A l’ombre des grands lis dormira ton poème :
Des lis à pleines mains ! Ces mots par toi redits,
Hommage aux habitans du lointain Paradis,
Evoquent la Toscane et les accens que j’aime.

J’imprime à ces feuillets un long frémissement,
Egrenant tes beaux vers qu’au passage on peut lire,
Ici, là, dénoués en arpège de lyre ;
Et le silence est plein de leur enchantement.


LA JEUNE DAME PÂLE À DANTE ALIGHIERI


Oui, les yeux trop aimans lisent la destinée
Des aimés : je peux lire un signe de malheur ;
Béatrice eut la gloire et je veux la douleur,
Sainte douleur que j’ai seule ambitionnée.

Ta douleur est à moi, car tu me l’as donnée,
Comme un vaste royaume et comme une humble fleur,
Un royaume infini que j’arrose d’un pleur,
Une fleur ignorant le déclin de l’année.

C’est assez : toute gloire est un présent moins haut,
Je cache dans mon cœur suave et sans défaut
La fleur dont le parfum monte jusqu’à Dieu même.
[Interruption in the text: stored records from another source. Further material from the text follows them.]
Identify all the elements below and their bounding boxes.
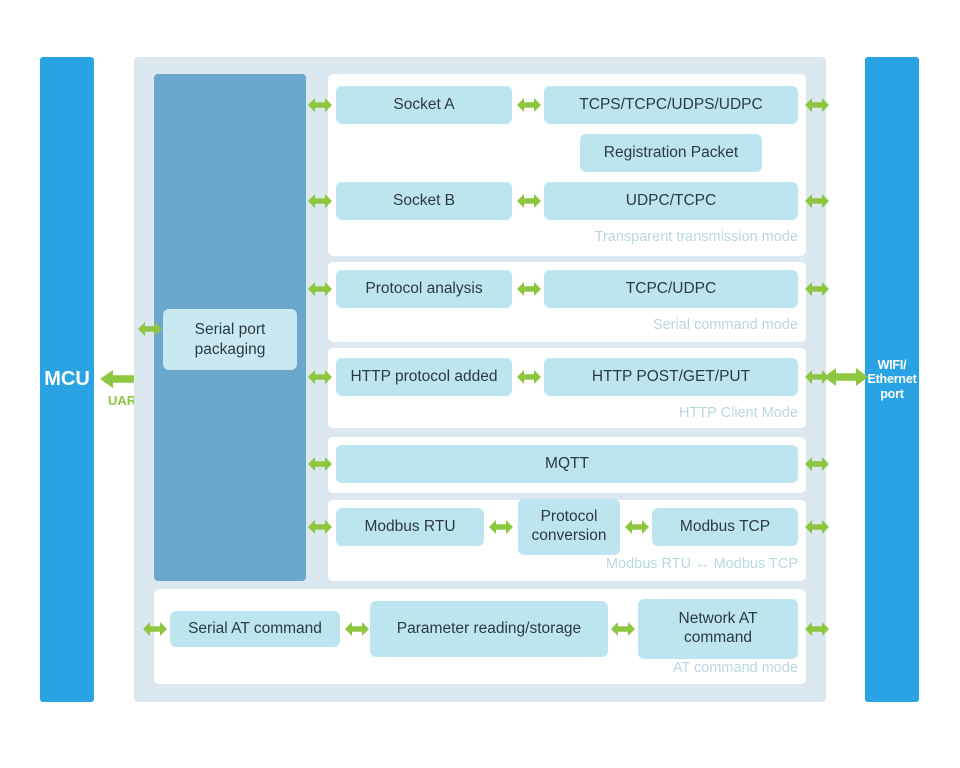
arrow-socket-b-to-protocols-icon bbox=[517, 192, 541, 210]
wifi-label-line1: WIFI/ bbox=[877, 357, 907, 372]
arrow-protocol-analysis-to-tcpc-icon bbox=[517, 280, 541, 298]
arrow-out-mqtt-icon bbox=[805, 455, 829, 473]
arrow-in-modbus-rtu-icon bbox=[308, 518, 332, 536]
serial-packaging-line1: Serial port bbox=[194, 320, 266, 338]
box-tcpc-udpc: TCPC/UDPC bbox=[544, 270, 798, 308]
arrow-out-tcpc-udpc-icon bbox=[805, 280, 829, 298]
box-http-methods: HTTP POST/GET/PUT bbox=[544, 358, 798, 396]
caption-at-command-mode: AT command mode bbox=[672, 660, 798, 676]
serial-packaging-line2: packaging bbox=[194, 340, 266, 358]
box-socket-a: Socket A bbox=[336, 86, 512, 124]
box-serial-at-command: Serial AT command bbox=[170, 611, 340, 647]
arrow-in-socket-a-icon bbox=[308, 96, 332, 114]
arrow-out-protocols-a-icon bbox=[805, 96, 829, 114]
box-protocols-socket-a: TCPS/TCPC/UDPS/UDPC bbox=[544, 86, 798, 124]
arrow-parameter-to-network-at-icon bbox=[611, 620, 635, 638]
arrow-in-socket-b-icon bbox=[308, 192, 332, 210]
arrow-socket-a-to-protocols-icon bbox=[517, 96, 541, 114]
box-modbus-rtu: Modbus RTU bbox=[336, 508, 484, 546]
arrow-out-http-methods-icon bbox=[805, 368, 829, 386]
network-link-arrow-icon bbox=[824, 366, 868, 388]
network-at-command-line2: command bbox=[683, 629, 753, 646]
caption-transparent-mode: Transparent transmission mode bbox=[594, 229, 798, 245]
caption-modbus-mode: Modbus RTU ↔ Modbus TCP bbox=[605, 556, 798, 572]
box-protocol-analysis: Protocol analysis bbox=[336, 270, 512, 308]
arrow-out-protocols-b-icon bbox=[805, 192, 829, 210]
arrow-modbus-rtu-to-conversion-icon bbox=[489, 518, 513, 536]
protocol-conversion-line2: conversion bbox=[531, 527, 607, 544]
box-modbus-tcp: Modbus TCP bbox=[652, 508, 798, 546]
network-at-command-line1: Network AT bbox=[678, 610, 758, 628]
box-socket-b: Socket B bbox=[336, 182, 512, 220]
arrow-conversion-to-modbus-tcp-icon bbox=[625, 518, 649, 536]
wifi-label-line2: Ethernet bbox=[867, 372, 917, 387]
protocol-conversion-line1: Protocol bbox=[540, 508, 598, 526]
arrow-out-network-at-icon bbox=[805, 620, 829, 638]
box-http-protocol-added: HTTP protocol added bbox=[336, 358, 512, 396]
caption-serial-command-mode: Serial command mode bbox=[652, 317, 798, 333]
arrow-in-protocol-analysis-icon bbox=[308, 280, 332, 298]
serial-port-packaging-box: Serial port packaging bbox=[163, 309, 297, 370]
arrow-serial-at-to-parameter-icon bbox=[345, 620, 369, 638]
box-protocol-conversion: Protocol conversion bbox=[518, 499, 620, 555]
arrow-out-modbus-tcp-icon bbox=[805, 518, 829, 536]
arrow-mcu-to-serial-panel-icon bbox=[138, 320, 162, 338]
wifi-ethernet-port-bar: WIFI/ Ethernet port bbox=[865, 57, 919, 702]
mcu-label: MCU bbox=[44, 368, 90, 390]
arrow-http-protocol-to-methods-icon bbox=[517, 368, 541, 386]
arrow-in-http-protocol-icon bbox=[308, 368, 332, 386]
arrow-in-serial-at-command-icon bbox=[143, 620, 167, 638]
box-protocols-socket-b: UDPC/TCPC bbox=[544, 182, 798, 220]
wifi-label-line3: port bbox=[880, 386, 904, 401]
arrow-in-mqtt-icon bbox=[308, 455, 332, 473]
box-registration-packet: Registration Packet bbox=[580, 134, 762, 172]
diagram-canvas: MCU UART WIFI/ Ethernet port Serial port… bbox=[0, 0, 960, 768]
box-parameter-reading-storage: Parameter reading/storage bbox=[370, 601, 608, 657]
caption-http-client-mode: HTTP Client Mode bbox=[679, 405, 798, 421]
box-mqtt: MQTT bbox=[336, 445, 798, 483]
box-network-at-command: Network AT command bbox=[638, 599, 798, 659]
mcu-port-bar: MCU bbox=[40, 57, 94, 702]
Et le rêve est de ceux que rien ne doit troubler,
D’essuyer sur ta joue, ô mon orgueil suprême !
Des larmes que jamais je n’aurai fait couler.


FANTOMES


Dans la profonde paix de vos salles fleuries,
Et quand l’or des flambeaux se répand dans le soir,
Les roses dont le cœur se fait un encensoir
Ont des parfums plus doux parmi les boiseries.